Republished with author's permission from original post.

Gautam Mahajan
Gautam Mahajan, President of Customer Value Foundation is the leading global leader in Customer Value Management. Mr Mahajan worked for a Fortune 50 company in the USA for 17 years and had hand-on experience in consulting, training of leaders, professionals, managers and CEOs from numerous MNCs and local conglomerates like Tata, Birla and Godrej groups. He is also the author of widely acclaimed books "Customer Value Investment: Formula for Sustained Business Success" and "Total Customer Value Management: Transforming Business Thinking." He is Founder Editor of the Journal of Creating Value (jcv.sagepub.com) and runs the global conference on Creating Value (https://goo.gl/4f56PX).

2 COMMENTS

  1. Hi Gautam

    The world you describe exists only in your imagination. It is very unlikely that it will ever exist in reality.

    Companies in a competitive market economy are right to be company-centric; not so company-centric as to ignore the dynamics of the markets in which they operate, but company-centric enough to understand in detail the trade-offs that allows them to extract the maximum value for their shareholders over the short to medium-term. For most companies the long-term is such a very long way off it can safely be ignored.

    Companies have no moral responsibilities towards their customers other than those set out in the laws of the land in which the operate. They may elect to be generous towards their customers, for example by having excellent customer service, but that should be a calculated choice based on its impact on shareholder value not a wasteful attempt to be nice to customers.

    There is very little empirical evidence that putting customers at the centre of your business creates more value for shareholders than putting the company at its centre. Until there is strong incontrovertible evidence to the contrary, companies should continue to put themselves at the centre.

    Graham Hill
    @grahamhill

  2. Graham, companies operate in the customer space. If there is no customer, and no customer space, there is no company.
    But companies believe they cannot operate in Customerstan.

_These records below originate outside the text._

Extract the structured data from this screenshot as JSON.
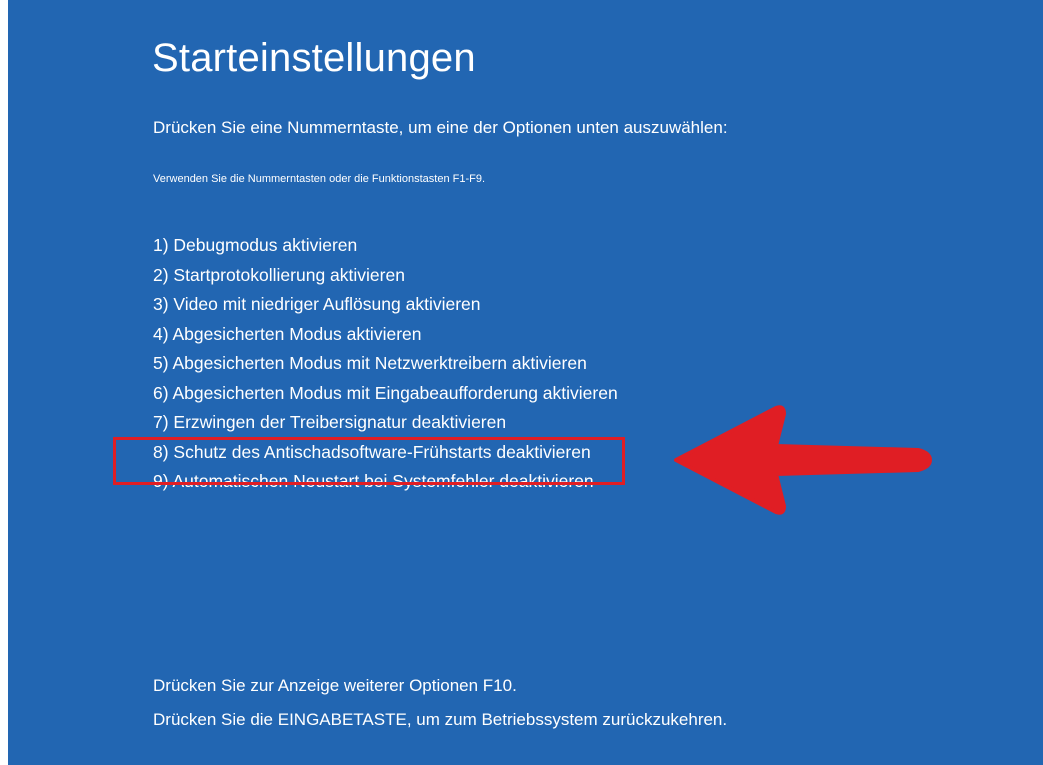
{
  "screen": {
    "title": "Starteinstellungen",
    "prompt": "Drücken Sie eine Nummerntaste, um eine der Optionen unten auszuwählen:",
    "hint": "Verwenden Sie die Nummerntasten oder die Funktionstasten F1-F9.",
    "options": [
      {
        "label": "1) Debugmodus aktivieren"
      },
      {
        "label": "2) Startprotokollierung aktivieren"
      },
      {
        "label": "3) Video mit niedriger Auflösung aktivieren"
      },
      {
        "label": "4) Abgesicherten Modus aktivieren"
      },
      {
        "label": "5) Abgesicherten Modus mit Netzwerktreibern aktivieren"
      },
      {
        "label": "6) Abgesicherten Modus mit Eingabeaufforderung aktivieren"
      },
      {
        "label": "7) Erzwingen der Treibersignatur deaktivieren"
      },
      {
        "label": "8) Schutz des Antischadsoftware-Frühstarts deaktivieren"
      },
      {
        "label": "9) Automatischen Neustart bei Systemfehler deaktivieren"
      }
    ],
    "highlighted_option": "7) Erzwingen der Treibersignatur deaktivieren",
    "footer_more": "Drücken Sie zur Anzeige weiterer Optionen F10.",
    "footer_enter": "Drücken Sie die EINGABETASTE, um zum Betriebssystem zurückzukehren."
  },
  "colors": {
    "background": "#2266b2",
    "text": "#ffffff",
    "annotation": "#e01e24"
  }
}
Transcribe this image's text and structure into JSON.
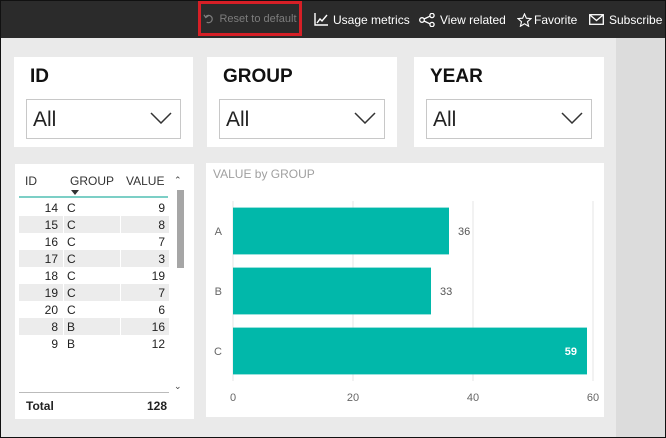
{
  "toolbar": {
    "reset": "Reset to default",
    "usage_metrics": "Usage metrics",
    "view_related": "View related",
    "favorite": "Favorite",
    "subscribe": "Subscribe"
  },
  "slicers": [
    {
      "title": "ID",
      "value": "All"
    },
    {
      "title": "GROUP",
      "value": "All"
    },
    {
      "title": "YEAR",
      "value": "All"
    }
  ],
  "table": {
    "columns": [
      "ID",
      "GROUP",
      "VALUE"
    ],
    "rows": [
      {
        "id": "14",
        "group": "C",
        "value": "9"
      },
      {
        "id": "15",
        "group": "C",
        "value": "8"
      },
      {
        "id": "16",
        "group": "C",
        "value": "7"
      },
      {
        "id": "17",
        "group": "C",
        "value": "3"
      },
      {
        "id": "18",
        "group": "C",
        "value": "19"
      },
      {
        "id": "19",
        "group": "C",
        "value": "7"
      },
      {
        "id": "20",
        "group": "C",
        "value": "6"
      },
      {
        "id": "8",
        "group": "B",
        "value": "16"
      },
      {
        "id": "9",
        "group": "B",
        "value": "12"
      }
    ],
    "total_label": "Total",
    "total_value": "128"
  },
  "chart_data": {
    "type": "bar",
    "orientation": "horizontal",
    "title": "VALUE by GROUP",
    "categories": [
      "A",
      "B",
      "C"
    ],
    "values": [
      36,
      33,
      59
    ],
    "xlim": [
      0,
      60
    ],
    "xticks": [
      0,
      20,
      40,
      60
    ],
    "bar_color": "#01b8aa",
    "grid": true
  }
}
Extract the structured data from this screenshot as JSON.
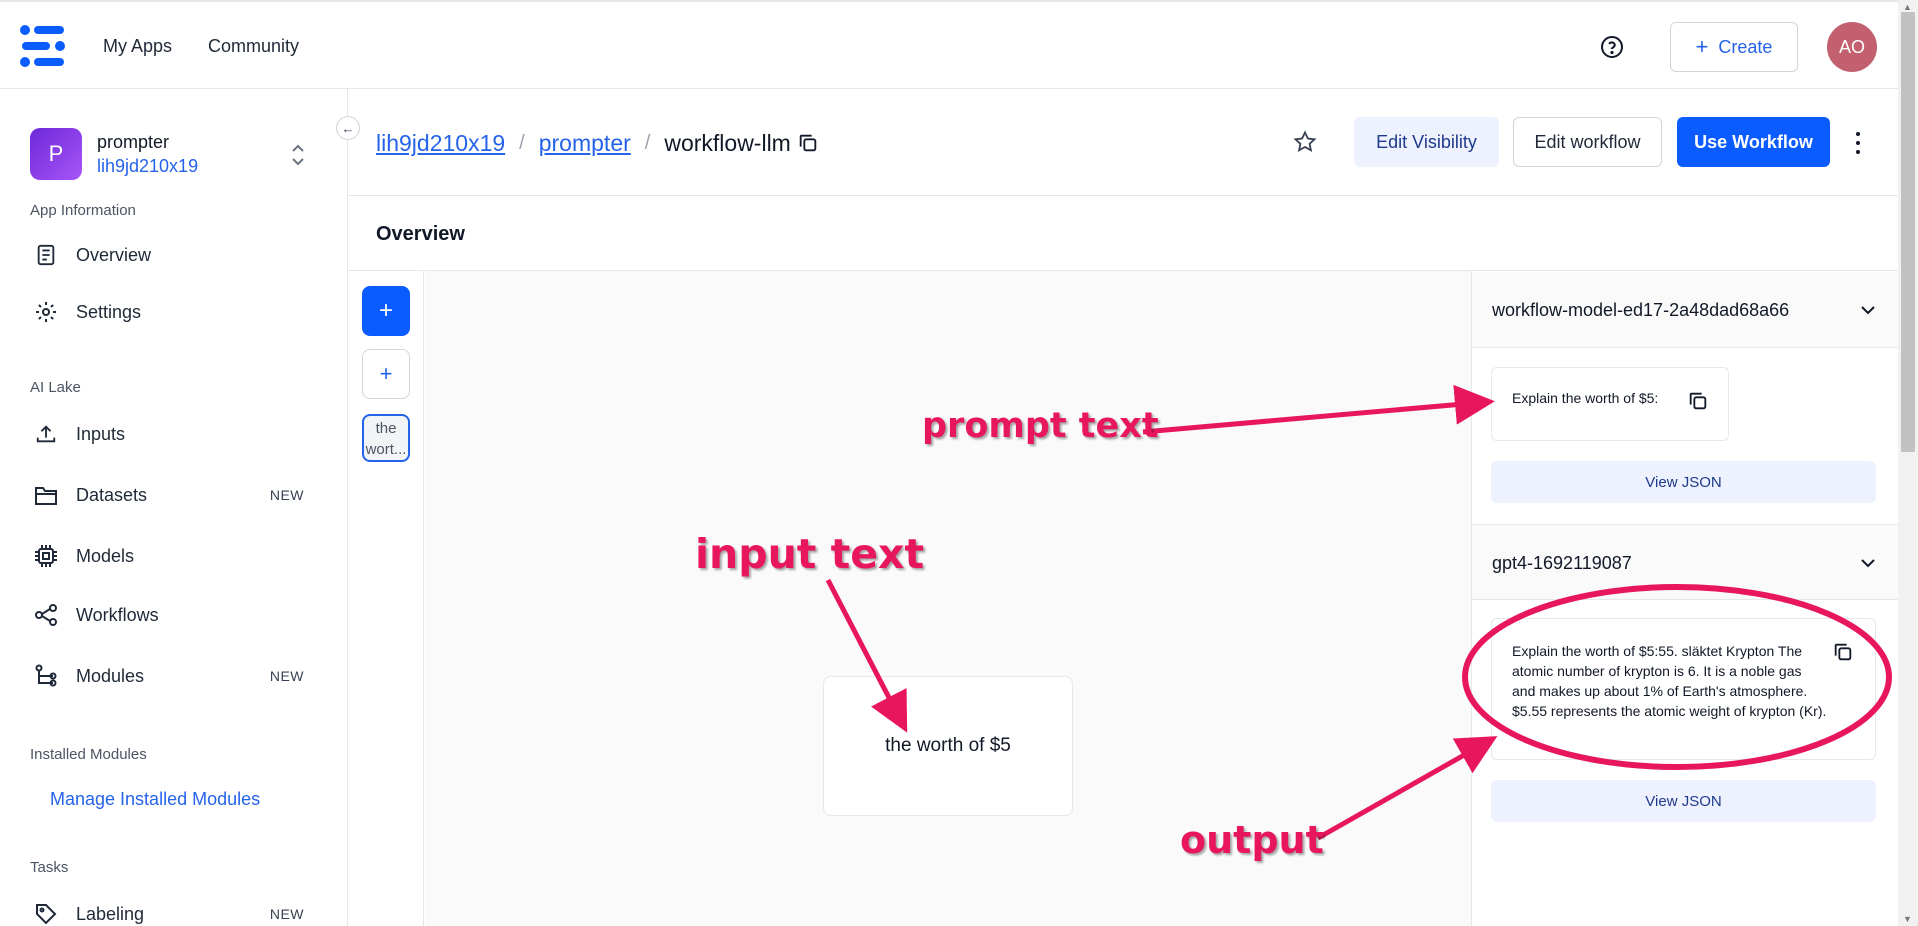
{
  "topnav": {
    "brand_icon": "clarifai-logo-icon",
    "links": [
      "My Apps",
      "Community"
    ],
    "create_label": "Create",
    "avatar_initials": "AO",
    "help_icon": "help-circle-icon",
    "avatar_color": "#c2606f"
  },
  "sidebar": {
    "app": {
      "badge": "P",
      "name": "prompter",
      "owner": "lih9jd210x19"
    },
    "sections": [
      {
        "label": "App Information",
        "items": [
          {
            "label": "Overview",
            "icon": "document-icon"
          },
          {
            "label": "Settings",
            "icon": "gear-icon"
          }
        ]
      },
      {
        "label": "AI Lake",
        "items": [
          {
            "label": "Inputs",
            "icon": "upload-icon"
          },
          {
            "label": "Datasets",
            "icon": "folder-icon",
            "badge": "NEW"
          },
          {
            "label": "Models",
            "icon": "chip-icon"
          },
          {
            "label": "Workflows",
            "icon": "share-icon"
          },
          {
            "label": "Modules",
            "icon": "modules-icon",
            "badge": "NEW"
          }
        ]
      },
      {
        "label": "Installed Modules",
        "link": "Manage Installed Modules"
      },
      {
        "label": "Tasks",
        "items": [
          {
            "label": "Labeling",
            "icon": "tag-icon",
            "badge": "NEW"
          }
        ]
      }
    ]
  },
  "header": {
    "breadcrumbs": [
      "lih9jd210x19",
      "prompter",
      "workflow-llm"
    ],
    "separator": "/",
    "buttons": {
      "visibility": "Edit Visibility",
      "edit": "Edit workflow",
      "use": "Use Workflow"
    },
    "accent_color": "#0b5cff"
  },
  "overview": {
    "title": "Overview"
  },
  "canvas": {
    "thumbnail_text": "the wort...",
    "input_text": "the worth of $5"
  },
  "results": [
    {
      "model_id": "workflow-model-ed17-2a48dad68a66",
      "output": "Explain the worth of $5:",
      "json_label": "View JSON"
    },
    {
      "model_id": "gpt4-1692119087",
      "output": "Explain the worth of $5:55. släktet Krypton The atomic number of krypton is 6. It is a noble gas and makes up about 1% of Earth's atmosphere. $5.55 represents the atomic weight of krypton (Kr).",
      "json_label": "View JSON"
    }
  ],
  "annotations": {
    "prompt": "prompt text",
    "input": "input text",
    "output": "output",
    "color": "#e8175d"
  }
}
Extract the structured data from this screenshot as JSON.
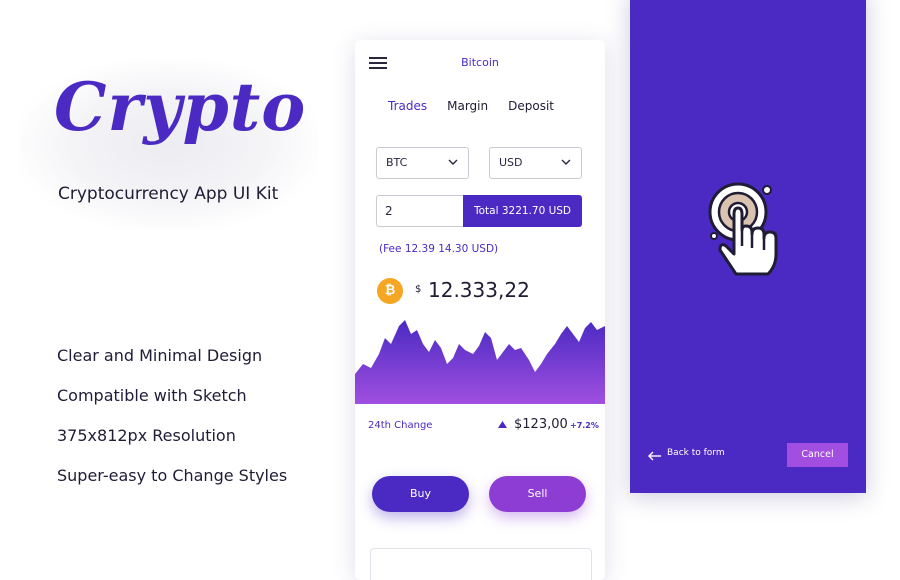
{
  "promo": {
    "title": "Crypto",
    "subtitle": "Cryptocurrency  App UI Kit",
    "features": [
      "Clear and Minimal Design",
      "Compatible with Sketch",
      "375x812px Resolution",
      "Super-easy to Change Styles"
    ]
  },
  "exchange_screen": {
    "title": "Bitcoin",
    "tabs": [
      {
        "label": "Trades",
        "active": true
      },
      {
        "label": "Margin",
        "active": false
      },
      {
        "label": "Deposit",
        "active": false
      }
    ],
    "from_currency": "BTC",
    "to_currency": "USD",
    "amount": "2",
    "total": "Total  3221.70 USD",
    "fee": "(Fee 12.39 14.30 USD)",
    "coin_symbol": "₿",
    "currency_sign": "$",
    "price": "12.333,22",
    "change_label": "24th Change",
    "change_value": "$123,00",
    "change_percent": "+7.2%",
    "buy_label": "Buy",
    "sell_label": "Sell",
    "colors": {
      "accent": "#4a2ac2",
      "secondary": "#8e3dd4",
      "coin": "#f5a623"
    }
  },
  "touch_screen": {
    "icon": "fingerprint-touch-icon",
    "back_label": "Back to form",
    "cancel_label": "Cancel",
    "background": "#4a2ac2"
  }
}
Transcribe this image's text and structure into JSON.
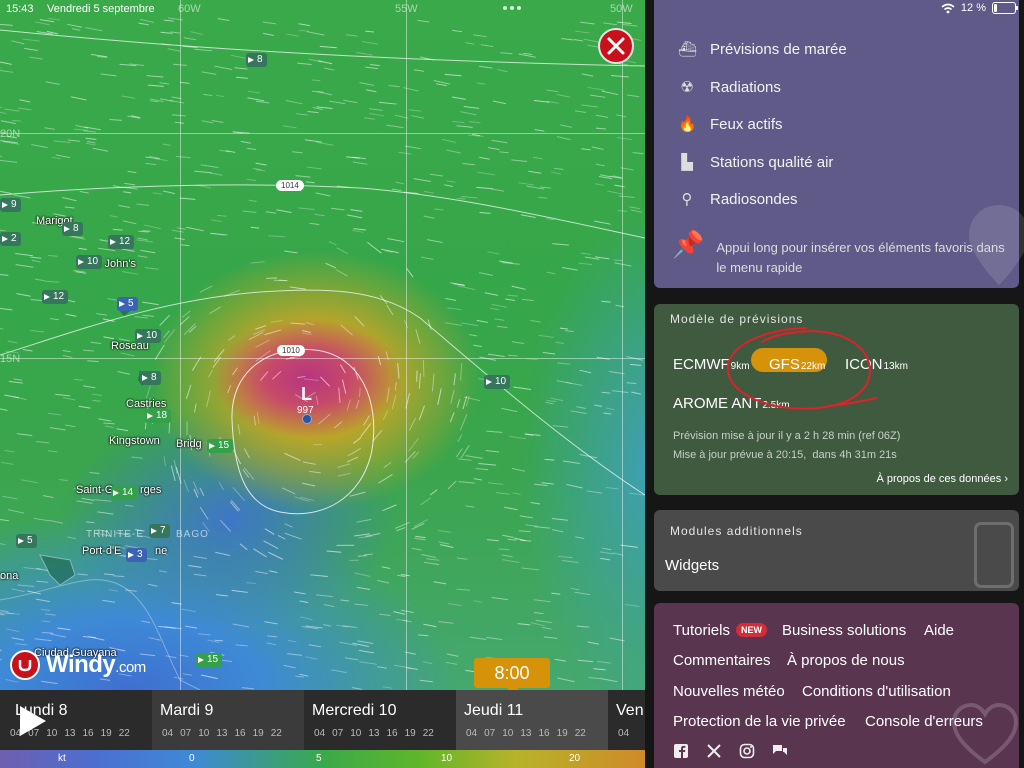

A shopkeeper in a crowded bazaar operates almost in Customerstan.
    I think companies that have a customer responsibility idea will be ahead.
    Empirical evidence? companies have shorter lives than 30 years ago, So do CEOs.
    Lastly, imagination: There are people who are saying that managers are expendable and in a sense customers could become quasi managers. Others believe many managers can be replaced by robots.
    Will it happen? Maybe. But the thinking is there. Already many functions in legal firms are robotised (computerised). What we did not believe was possible and in our imagination is happening…spacecrafts going to Pluto, medical tinkering through DNA…why then is the company thinking via MBA teaching (and that is only 60-70 years old) not going to change?